Abstract

To communicate the experience in the neuroradiological evaluation of epilepsy gathered in 13 years since the introduction of MRI in this field and to present typical MRI and CT features and appropriate examination techniques for the most frequent epileptogenic structural brain abnormalities. Typical signal and density characteristics of hippocampal sclerosis, glioneural tumors and cortical dysplasia, migration- and gyration-abnormalities, and vascular and posttraumatic lesions are analysed. Hippocampal sclerosis, the most frequent cause of focal epilepsy, can be detected with 90-98% sensitivity by visual analysis and quantitative signal and volume measurement of the hippocampi in high-resolution coronal T2-weighted MR images. Benign tumors, such as gangliogliomas and dysembryoplastic neuoepithelial tumors (DNT), as well as cortical dysplasias are frequently composed of cystic and solid parts, which may show calcification, but never edema. Blood-brain-barrier disruption as seen in approximately 40% of the benign tumors are the only feature that allows to differentiate them from non-neoplastic dysplasias. In rare cases of totally calcified lesions. CT may be the only diagnostic imaging modality. Proton-density-weighted or FLAIR imaging is essential for the detection of small solid cortical lesion components, because they provide sufficient contrast with adjacent CSF. T1-weighted inversion recovery images are most sensitive for the detection of migration and gyration abnormalities.

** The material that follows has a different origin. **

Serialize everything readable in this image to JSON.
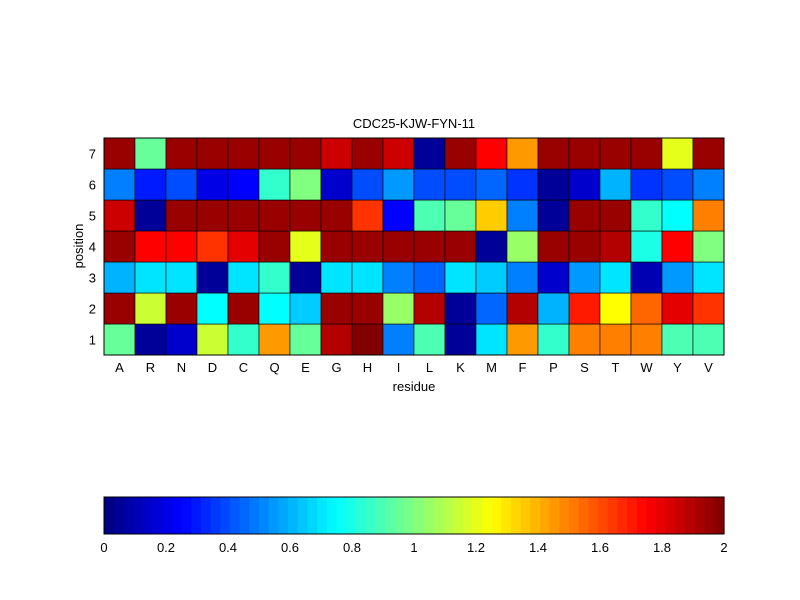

The depiction of calcified lesions and hemosiderin deposits after trauma is most efficient with T2* weighted gradient echo sequences. With further rapid improvement of high resolution MRI techniques, the near future will probably show that nearly 100% of focal epilepsies are caused by structural brain abnormalities. With refined imaging techniques applied, the sensitivity of neuroradiological evaluation is 90% at present. Therefore presurgical MRI plays a key role in epilepsy surgery.